Reynolds coach Shane Laws, though, knows his players won’t always be forthcoming about potential problems.

Limiting the amount of time players have together without a coach nearby goes a long way, but some moments without supervision are unavoidable. Finding out about any misbehavior relies on communication and trust.

“All you can do is try to have a relationship where, if something crazy’s going on, they tell you,” Laws said. “[For parents], if your child comes home and something doesn’t sound right, make sure we know about it. … We want them to reach out and talk to us.”

David Hines was hired at North Buncombe in January, only having been at the school for a few weeks at the time of the arrests, which were for incidents that occurred last fall.

Finding out about events that happened before he arrived didn’t change his strategy but re-emphasized the importance of the approach he’d already planned to bring to the job.

“My No. 1 goal, outside of wanting to win ballgames, is I want to help turn these young men into productive members of society,” Hines said. “I want them to be good dads, good husbands, strong workers, good citizens.”

A focus on those big-picture goals is common among football coaches, and the work toward those missions doesn’t necessarily happen between the white lines.

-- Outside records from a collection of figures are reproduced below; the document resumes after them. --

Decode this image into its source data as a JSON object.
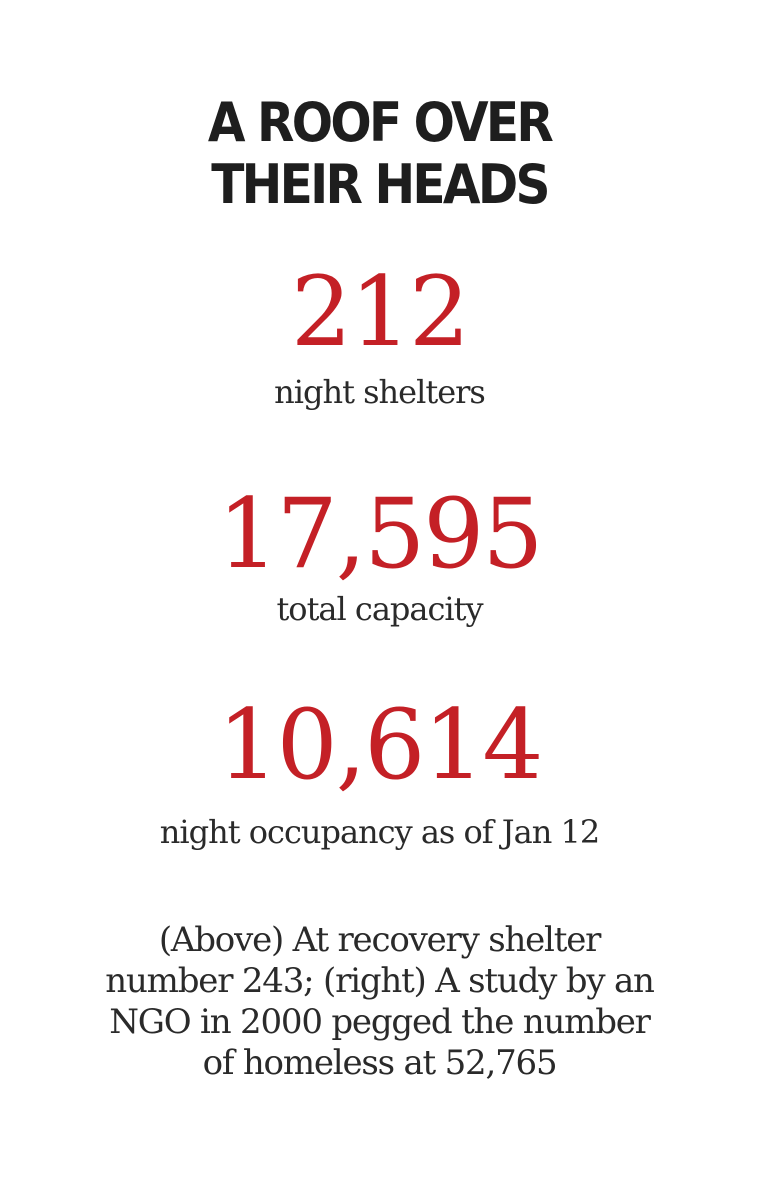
{
  "headline": {
    "line1": "A ROOF OVER",
    "line2": "THEIR HEADS"
  },
  "stats": [
    {
      "value": "212",
      "label": "night shelters"
    },
    {
      "value": "17,595",
      "label": "total capacity"
    },
    {
      "value": "10,614",
      "label": "night occupancy as of Jan 12"
    }
  ],
  "caption": {
    "line1": "(Above) At recovery shelter",
    "line2": "number 243; (right) A study by an",
    "line3": "NGO in 2000 pegged the number",
    "line4": "of homeless at 52,765"
  },
  "colors": {
    "accent": "#c42026",
    "text": "#2a2a2a",
    "background": "#ffffff"
  }
}
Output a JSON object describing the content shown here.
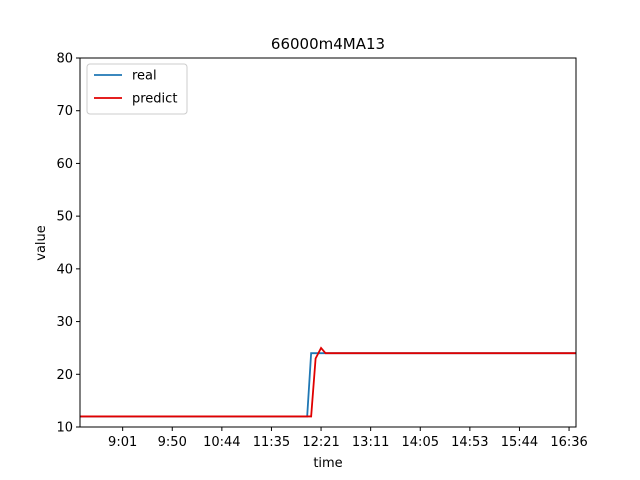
{
  "chart_data": {
    "type": "line",
    "title": "66000m4MA13",
    "xlabel": "time",
    "ylabel": "value",
    "ylim": [
      10,
      80
    ],
    "yticks": [
      10,
      20,
      30,
      40,
      50,
      60,
      70,
      80
    ],
    "xlim": [
      0,
      100
    ],
    "xticks": [
      {
        "label": "9:01",
        "x": 8.6
      },
      {
        "label": "9:50",
        "x": 18.6
      },
      {
        "label": "10:44",
        "x": 28.6
      },
      {
        "label": "11:35",
        "x": 38.6
      },
      {
        "label": "12:21",
        "x": 48.6
      },
      {
        "label": "13:11",
        "x": 58.6
      },
      {
        "label": "14:05",
        "x": 68.6
      },
      {
        "label": "14:53",
        "x": 78.6
      },
      {
        "label": "15:44",
        "x": 88.6
      },
      {
        "label": "16:36",
        "x": 98.6
      }
    ],
    "legend_position": "top-left",
    "grid": false,
    "series": [
      {
        "name": "real",
        "color": "#1f77b4",
        "points": [
          [
            0,
            12
          ],
          [
            45.8,
            12
          ],
          [
            46.6,
            24
          ],
          [
            100,
            24
          ]
        ]
      },
      {
        "name": "predict",
        "color": "#e00000",
        "points": [
          [
            0,
            12
          ],
          [
            46.6,
            12
          ],
          [
            47.5,
            23
          ],
          [
            48.6,
            25
          ],
          [
            49.5,
            24
          ],
          [
            100,
            24
          ]
        ]
      }
    ]
  }
}
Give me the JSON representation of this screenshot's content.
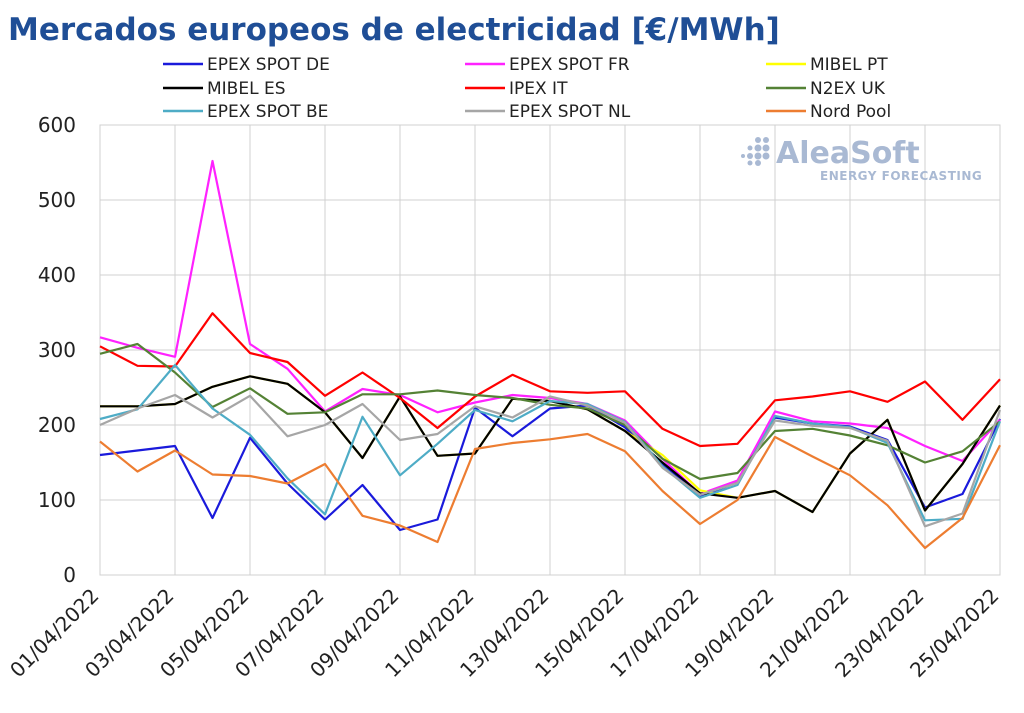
{
  "chart_data": {
    "type": "line",
    "title": "Mercados europeos de electricidad [€/MWh]",
    "ylim": [
      0,
      600
    ],
    "yticks": [
      0,
      100,
      200,
      300,
      400,
      500,
      600
    ],
    "grid": true,
    "legend_position": "top",
    "categories": [
      "01/04/2022",
      "02/04/2022",
      "03/04/2022",
      "04/04/2022",
      "05/04/2022",
      "06/04/2022",
      "07/04/2022",
      "08/04/2022",
      "09/04/2022",
      "10/04/2022",
      "11/04/2022",
      "12/04/2022",
      "13/04/2022",
      "14/04/2022",
      "15/04/2022",
      "16/04/2022",
      "17/04/2022",
      "18/04/2022",
      "19/04/2022",
      "20/04/2022",
      "21/04/2022",
      "22/04/2022",
      "23/04/2022",
      "24/04/2022",
      "25/04/2022"
    ],
    "xtick_labels": [
      "01/04/2022",
      "03/04/2022",
      "05/04/2022",
      "07/04/2022",
      "09/04/2022",
      "11/04/2022",
      "13/04/2022",
      "15/04/2022",
      "17/04/2022",
      "19/04/2022",
      "21/04/2022",
      "23/04/2022",
      "25/04/2022"
    ],
    "series": [
      {
        "name": "EPEX SPOT DE",
        "color": "#1a1adb",
        "values": [
          160,
          166,
          172,
          76,
          183,
          122,
          74,
          120,
          60,
          74,
          223,
          185,
          222,
          226,
          197,
          148,
          104,
          124,
          210,
          202,
          198,
          180,
          90,
          108,
          208
        ]
      },
      {
        "name": "EPEX SPOT FR",
        "color": "#ff22ff",
        "values": [
          317,
          303,
          291,
          552,
          308,
          275,
          218,
          248,
          240,
          217,
          230,
          240,
          236,
          228,
          206,
          155,
          108,
          126,
          218,
          205,
          202,
          196,
          172,
          152,
          207
        ]
      },
      {
        "name": "MIBEL PT",
        "color": "#ffff00",
        "values": [
          225,
          225,
          228,
          251,
          265,
          255,
          217,
          156,
          238,
          159,
          162,
          235,
          232,
          221,
          192,
          160,
          113,
          103,
          112,
          84,
          162,
          207,
          86,
          148,
          226
        ]
      },
      {
        "name": "MIBEL ES",
        "color": "#000000",
        "values": [
          225,
          225,
          228,
          251,
          265,
          255,
          217,
          156,
          238,
          159,
          162,
          235,
          232,
          221,
          192,
          150,
          109,
          103,
          112,
          84,
          162,
          207,
          86,
          148,
          226
        ]
      },
      {
        "name": "IPEX IT",
        "color": "#ff0000",
        "values": [
          305,
          279,
          278,
          349,
          296,
          284,
          239,
          270,
          236,
          196,
          238,
          267,
          245,
          243,
          245,
          195,
          172,
          175,
          233,
          238,
          245,
          231,
          258,
          207,
          261
        ]
      },
      {
        "name": "N2EX UK",
        "color": "#548235",
        "values": [
          295,
          308,
          270,
          224,
          249,
          215,
          217,
          241,
          241,
          246,
          240,
          236,
          227,
          222,
          200,
          155,
          128,
          136,
          192,
          195,
          186,
          173,
          150,
          165,
          205
        ]
      },
      {
        "name": "EPEX SPOT BE",
        "color": "#4eacc6",
        "values": [
          208,
          221,
          280,
          222,
          187,
          129,
          81,
          211,
          133,
          175,
          220,
          205,
          232,
          228,
          204,
          145,
          103,
          120,
          212,
          202,
          197,
          176,
          73,
          75,
          205
        ]
      },
      {
        "name": "EPEX SPOT NL",
        "color": "#a6a6a6",
        "values": [
          200,
          222,
          240,
          210,
          239,
          185,
          200,
          228,
          180,
          188,
          225,
          210,
          238,
          226,
          203,
          143,
          107,
          123,
          206,
          199,
          196,
          179,
          65,
          82,
          220
        ]
      },
      {
        "name": "Nord Pool",
        "color": "#ed7d31",
        "values": [
          178,
          138,
          166,
          134,
          132,
          122,
          148,
          79,
          66,
          44,
          168,
          176,
          181,
          188,
          165,
          112,
          68,
          100,
          184,
          158,
          133,
          93,
          36,
          76,
          173
        ]
      }
    ]
  },
  "watermark": {
    "brand": "AleaSoft",
    "tagline": "ENERGY FORECASTING",
    "icon": "dots-logo-icon",
    "color": "#a9b9d3"
  }
}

As difficult as it is for coaches to control the 11 players on the field, ensuring all of the kids in the program are making good choices is even more of a challenge.

But with the right attitude, attentiveness and messaging, avoiding hazing is possible.

“Whether it was football, locker rooms, school, it doesn’t matter, there’s an expectation of how they act,” Hines said. “Expectations are there for a reason, and I feel that the kids have risen to my expectations.”